Many difficult questions arise when considering the billions of dollars spent on medical procedures, especially if one treatment diverts resources from another. Is the $26 billion spent each year treating low-birth-weight babies a better use of resources than the $56 billion the National Institute of Health estimates is spent treating cancer each year? Do we even have to make a choice -- isn't America wealthy enough to afford whatever medical care we need? If so, are we expected to provide a blank check to the health services industry?

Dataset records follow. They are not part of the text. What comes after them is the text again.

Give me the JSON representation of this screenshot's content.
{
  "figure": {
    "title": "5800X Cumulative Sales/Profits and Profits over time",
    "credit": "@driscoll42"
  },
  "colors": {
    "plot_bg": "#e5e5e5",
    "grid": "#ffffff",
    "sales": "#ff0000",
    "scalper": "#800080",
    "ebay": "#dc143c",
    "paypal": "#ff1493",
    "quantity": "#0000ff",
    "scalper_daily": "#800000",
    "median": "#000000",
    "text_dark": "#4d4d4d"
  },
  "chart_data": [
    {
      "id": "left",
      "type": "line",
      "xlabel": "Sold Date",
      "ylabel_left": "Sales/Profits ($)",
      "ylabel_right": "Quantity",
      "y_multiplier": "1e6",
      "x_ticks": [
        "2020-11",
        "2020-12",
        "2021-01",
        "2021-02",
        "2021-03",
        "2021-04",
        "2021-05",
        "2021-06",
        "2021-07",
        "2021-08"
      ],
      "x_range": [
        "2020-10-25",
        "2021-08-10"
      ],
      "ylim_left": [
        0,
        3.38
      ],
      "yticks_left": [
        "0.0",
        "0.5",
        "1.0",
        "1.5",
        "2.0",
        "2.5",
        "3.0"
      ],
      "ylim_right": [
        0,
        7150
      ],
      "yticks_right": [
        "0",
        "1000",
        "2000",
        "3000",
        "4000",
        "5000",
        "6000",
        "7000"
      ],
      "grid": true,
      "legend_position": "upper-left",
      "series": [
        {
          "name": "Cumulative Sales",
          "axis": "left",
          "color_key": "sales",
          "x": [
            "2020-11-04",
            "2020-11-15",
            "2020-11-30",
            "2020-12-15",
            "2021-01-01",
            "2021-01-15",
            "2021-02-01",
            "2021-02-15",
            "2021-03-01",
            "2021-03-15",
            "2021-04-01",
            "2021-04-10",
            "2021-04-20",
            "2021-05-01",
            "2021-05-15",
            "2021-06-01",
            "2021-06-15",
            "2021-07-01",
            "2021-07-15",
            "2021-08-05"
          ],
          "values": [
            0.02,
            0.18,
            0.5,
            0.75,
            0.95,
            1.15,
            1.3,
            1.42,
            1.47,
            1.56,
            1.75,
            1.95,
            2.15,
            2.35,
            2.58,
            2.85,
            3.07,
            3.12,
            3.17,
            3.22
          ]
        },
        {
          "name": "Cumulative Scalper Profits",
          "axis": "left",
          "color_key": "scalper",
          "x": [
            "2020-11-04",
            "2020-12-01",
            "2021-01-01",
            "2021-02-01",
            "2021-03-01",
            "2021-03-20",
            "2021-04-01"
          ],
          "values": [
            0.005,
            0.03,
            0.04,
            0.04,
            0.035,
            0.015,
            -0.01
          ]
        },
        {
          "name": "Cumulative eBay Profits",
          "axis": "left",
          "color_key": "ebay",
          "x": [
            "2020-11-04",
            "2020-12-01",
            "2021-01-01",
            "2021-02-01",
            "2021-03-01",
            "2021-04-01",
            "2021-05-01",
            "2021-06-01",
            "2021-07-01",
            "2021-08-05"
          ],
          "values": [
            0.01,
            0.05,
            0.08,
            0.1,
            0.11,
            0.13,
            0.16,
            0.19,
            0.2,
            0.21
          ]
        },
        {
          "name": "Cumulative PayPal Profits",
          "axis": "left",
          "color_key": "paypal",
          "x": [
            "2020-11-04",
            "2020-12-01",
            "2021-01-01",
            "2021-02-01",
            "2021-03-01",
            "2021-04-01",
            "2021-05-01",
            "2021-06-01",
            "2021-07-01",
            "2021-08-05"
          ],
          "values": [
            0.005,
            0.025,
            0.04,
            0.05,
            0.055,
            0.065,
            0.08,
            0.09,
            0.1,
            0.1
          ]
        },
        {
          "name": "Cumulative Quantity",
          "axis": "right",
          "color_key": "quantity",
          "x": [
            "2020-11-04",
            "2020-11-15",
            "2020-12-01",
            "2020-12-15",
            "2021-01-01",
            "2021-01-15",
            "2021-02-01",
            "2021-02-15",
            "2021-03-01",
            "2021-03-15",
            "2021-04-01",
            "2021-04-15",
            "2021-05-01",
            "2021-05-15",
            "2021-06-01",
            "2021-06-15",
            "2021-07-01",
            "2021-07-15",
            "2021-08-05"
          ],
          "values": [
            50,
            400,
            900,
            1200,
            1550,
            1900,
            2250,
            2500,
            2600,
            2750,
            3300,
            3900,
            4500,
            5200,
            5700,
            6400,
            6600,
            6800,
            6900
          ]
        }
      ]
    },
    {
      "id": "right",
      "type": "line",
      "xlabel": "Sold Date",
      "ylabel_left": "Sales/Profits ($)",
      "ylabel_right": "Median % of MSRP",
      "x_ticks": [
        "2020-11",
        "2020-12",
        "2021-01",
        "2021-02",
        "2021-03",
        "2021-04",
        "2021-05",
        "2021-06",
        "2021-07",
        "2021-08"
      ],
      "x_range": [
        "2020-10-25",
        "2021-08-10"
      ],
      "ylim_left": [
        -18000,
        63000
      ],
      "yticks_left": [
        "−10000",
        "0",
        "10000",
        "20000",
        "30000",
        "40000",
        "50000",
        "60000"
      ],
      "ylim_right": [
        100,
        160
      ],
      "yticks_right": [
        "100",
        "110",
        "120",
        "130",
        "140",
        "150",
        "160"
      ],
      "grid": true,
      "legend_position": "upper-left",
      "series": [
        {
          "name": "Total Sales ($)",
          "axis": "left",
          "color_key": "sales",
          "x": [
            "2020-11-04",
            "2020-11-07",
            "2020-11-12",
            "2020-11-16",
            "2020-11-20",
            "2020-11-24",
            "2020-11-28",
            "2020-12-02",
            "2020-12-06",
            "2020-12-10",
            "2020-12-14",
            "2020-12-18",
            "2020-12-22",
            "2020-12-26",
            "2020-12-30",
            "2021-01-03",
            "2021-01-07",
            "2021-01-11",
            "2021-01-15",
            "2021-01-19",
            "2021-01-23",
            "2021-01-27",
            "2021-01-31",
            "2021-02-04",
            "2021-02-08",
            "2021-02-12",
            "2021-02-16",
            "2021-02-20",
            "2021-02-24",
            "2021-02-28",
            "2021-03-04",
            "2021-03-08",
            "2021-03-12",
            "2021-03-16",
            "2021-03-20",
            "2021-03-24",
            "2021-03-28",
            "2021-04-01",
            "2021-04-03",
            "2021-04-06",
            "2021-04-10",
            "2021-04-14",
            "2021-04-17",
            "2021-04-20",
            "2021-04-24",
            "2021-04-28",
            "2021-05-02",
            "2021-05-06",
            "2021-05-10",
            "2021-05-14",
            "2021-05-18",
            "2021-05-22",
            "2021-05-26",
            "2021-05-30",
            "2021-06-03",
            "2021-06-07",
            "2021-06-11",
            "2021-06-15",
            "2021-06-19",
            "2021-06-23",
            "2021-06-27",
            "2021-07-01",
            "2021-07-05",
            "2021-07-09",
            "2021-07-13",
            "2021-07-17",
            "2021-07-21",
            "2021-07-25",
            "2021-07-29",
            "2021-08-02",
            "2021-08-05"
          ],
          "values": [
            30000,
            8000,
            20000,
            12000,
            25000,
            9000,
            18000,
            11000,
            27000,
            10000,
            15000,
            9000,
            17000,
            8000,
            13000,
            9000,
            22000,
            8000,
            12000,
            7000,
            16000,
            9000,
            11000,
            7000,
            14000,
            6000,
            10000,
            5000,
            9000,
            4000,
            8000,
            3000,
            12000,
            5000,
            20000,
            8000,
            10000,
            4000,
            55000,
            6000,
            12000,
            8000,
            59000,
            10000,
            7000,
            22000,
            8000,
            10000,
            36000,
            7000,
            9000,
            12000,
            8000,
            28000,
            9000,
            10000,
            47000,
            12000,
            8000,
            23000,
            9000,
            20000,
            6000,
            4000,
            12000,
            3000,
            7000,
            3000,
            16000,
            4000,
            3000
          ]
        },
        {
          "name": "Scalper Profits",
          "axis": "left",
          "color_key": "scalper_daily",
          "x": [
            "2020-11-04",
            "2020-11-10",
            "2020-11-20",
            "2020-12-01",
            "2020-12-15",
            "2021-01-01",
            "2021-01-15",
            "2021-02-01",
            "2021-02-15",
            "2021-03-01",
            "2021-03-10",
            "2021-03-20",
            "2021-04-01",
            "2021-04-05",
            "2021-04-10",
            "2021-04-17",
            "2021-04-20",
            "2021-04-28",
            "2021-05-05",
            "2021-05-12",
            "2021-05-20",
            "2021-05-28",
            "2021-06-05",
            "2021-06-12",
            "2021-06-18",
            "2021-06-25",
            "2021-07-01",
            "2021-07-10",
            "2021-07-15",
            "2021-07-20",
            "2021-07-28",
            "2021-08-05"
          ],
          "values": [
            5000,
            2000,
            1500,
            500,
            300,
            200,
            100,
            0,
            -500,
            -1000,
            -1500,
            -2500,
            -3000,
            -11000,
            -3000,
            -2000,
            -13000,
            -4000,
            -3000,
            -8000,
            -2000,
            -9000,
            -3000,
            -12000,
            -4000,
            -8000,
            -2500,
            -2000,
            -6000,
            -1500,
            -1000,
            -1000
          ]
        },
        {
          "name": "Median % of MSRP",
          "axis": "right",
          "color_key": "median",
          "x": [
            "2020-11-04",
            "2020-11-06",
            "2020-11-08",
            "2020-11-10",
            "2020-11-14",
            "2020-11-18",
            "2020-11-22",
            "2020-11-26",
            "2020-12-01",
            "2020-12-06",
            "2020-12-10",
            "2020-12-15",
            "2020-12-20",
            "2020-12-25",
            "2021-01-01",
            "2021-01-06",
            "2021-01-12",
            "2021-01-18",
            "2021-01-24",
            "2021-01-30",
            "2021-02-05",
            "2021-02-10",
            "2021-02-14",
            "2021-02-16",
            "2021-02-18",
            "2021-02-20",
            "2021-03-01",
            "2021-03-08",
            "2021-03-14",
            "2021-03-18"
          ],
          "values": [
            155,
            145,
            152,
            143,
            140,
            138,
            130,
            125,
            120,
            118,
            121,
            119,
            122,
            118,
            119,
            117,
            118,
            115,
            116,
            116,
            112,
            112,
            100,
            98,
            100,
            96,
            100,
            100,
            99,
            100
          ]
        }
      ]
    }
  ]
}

The answer is no. Many Americans -- even those who have insurance --- find it difficult to pay for costly procedures. For example, a 2005 survey by USA Today, the Kaiser Family Foundation and the Harvard School of Public Health found that not only were 28 percent of adults unable to pay all of their medical expenses, 62 percent of those in difficulty had health insurance. Doctors estimate that patients may have to pay $20,000 out-of-pocket for their Avastin. With the typical household earning just $50,000 a year, that clearly would be a problem for many Americans.
What's not at all clear is how we, as a society, should decide what medical expenditures are worth the cost. But it is clear that until we draw lines somewhere, runaway spending will continue. With health care expenditures accounting for one out of every six federal dollars spent and projected to grow much higher, if we are unable to say no to increased demands on our health care system, then we will have to cut back in other areas. Those cuts might occur in two other "untouchable" areas -- defense and Social Security. Or, alternatively, we may have to raise taxes. None of these decisions will be easy to make.